The first part of the thesis is — how can I put this? — not intrinsically implausible. Christian anti-Semitism was by no means an exclusively Roman Catholic phenomenon: look at T.S. Eliot. Before 1945 it was enormously widespread in mild forms, and these did make Hitler’s task easier. If he had declared that his object was to extirpate from Germany all red-haired people this would have seemed to most Christians at the time more monstrous and irrationally evil than an attempt to extirpate all the Jews. But it is precisely the widespread and pervasive nature of that kind of anti-semitism which weakens the connection between Pacelli’s foreign and domestic policies. Autocracy and anti-semitism have no necessary link. At present we have a Pope who is simultaneously autocratic and possibly the least anti-semitic Pole who has ever lived.
Such subtleties do not translate very well into newspaper polemic. There are only two possible opinion pieces to write on the subject: either Pius XII was a saint or else he was a Nazi. Which is how we reach the extraordinary position that the Daily Telegraph, the paper which even more than the Belfast Telegraph champions the cause of Ulster Protestantism against all comers, is simultaneously arguing for the canonisation of Pius XII. Someone should ask Ian Paisley what he thinks of it all.
The frivolous but illuminating story has been running on the obituaries pages. To judge by column inches, the most significant religious leader to die since Cardinal Hume was a witch called Doreen Valiente. She first appeared next to Cliffrord Longley’s Telegraph column, dressed in black, with a wide-brimmed spiky hat and a pair of large, plastic-rimmed spectacles. One interesting fact to emerge from all the obituaries was that the Pagan Federation conference in 1997was attended by fewer than 1,500 people.
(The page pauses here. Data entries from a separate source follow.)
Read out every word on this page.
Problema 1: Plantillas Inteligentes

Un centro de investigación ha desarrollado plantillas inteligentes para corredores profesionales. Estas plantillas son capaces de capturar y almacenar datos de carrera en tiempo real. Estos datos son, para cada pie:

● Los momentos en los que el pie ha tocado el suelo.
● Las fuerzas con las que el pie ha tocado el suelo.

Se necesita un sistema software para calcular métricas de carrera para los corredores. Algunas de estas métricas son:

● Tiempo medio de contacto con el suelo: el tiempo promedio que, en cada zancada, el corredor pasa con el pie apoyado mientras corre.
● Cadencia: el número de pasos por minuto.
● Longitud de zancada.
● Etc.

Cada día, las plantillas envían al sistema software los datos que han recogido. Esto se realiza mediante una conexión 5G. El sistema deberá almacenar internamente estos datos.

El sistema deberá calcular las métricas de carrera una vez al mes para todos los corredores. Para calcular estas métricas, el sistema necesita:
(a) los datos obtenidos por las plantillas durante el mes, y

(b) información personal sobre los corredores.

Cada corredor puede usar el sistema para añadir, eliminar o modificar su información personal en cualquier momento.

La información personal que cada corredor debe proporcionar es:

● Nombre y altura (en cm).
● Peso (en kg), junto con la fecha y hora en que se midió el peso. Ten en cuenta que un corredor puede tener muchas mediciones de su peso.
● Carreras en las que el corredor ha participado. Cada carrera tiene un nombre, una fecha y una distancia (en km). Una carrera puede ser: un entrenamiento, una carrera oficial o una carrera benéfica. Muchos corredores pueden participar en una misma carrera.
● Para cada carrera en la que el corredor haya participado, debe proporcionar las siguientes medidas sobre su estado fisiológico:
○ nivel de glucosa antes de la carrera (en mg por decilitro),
This doesn’t sound like a mass movement to me, no matter how much copy it generates. Both the Times and the Independent later gave her space. But neither was quite as funny as the original. Mrs Valiente was clearly a witch after the Telegraph’s heart. She disliked publicity and objected to the inclusion of modern liturgy as opposed to the cod-ancient stuff she wrote herself. She concealed her interest in witchcraft until her mother, a devout Christian, died in 1984. She came to believe in reincarnation and clairvoyance in Bournemouth, on the grounds, she said, that Bournemouth could not be all there was to life; and this rather likeable combination of absurdity and common sense ran all through her obituaries, reaching its culmination in the last paragraph of the Telegraph’s: "At the age of 75, she developed a penchant for ‘skunk’, a strong variety of cannabis which she smoked in a newly acquired ‘bong’, a kind of hubble bubble. She also indulged more freely her interest in Tantric sex, with an emerging passion for black leather. But to the last, Doreen Valiente maintained she was nothing more than ‘an old-fashioned witch’."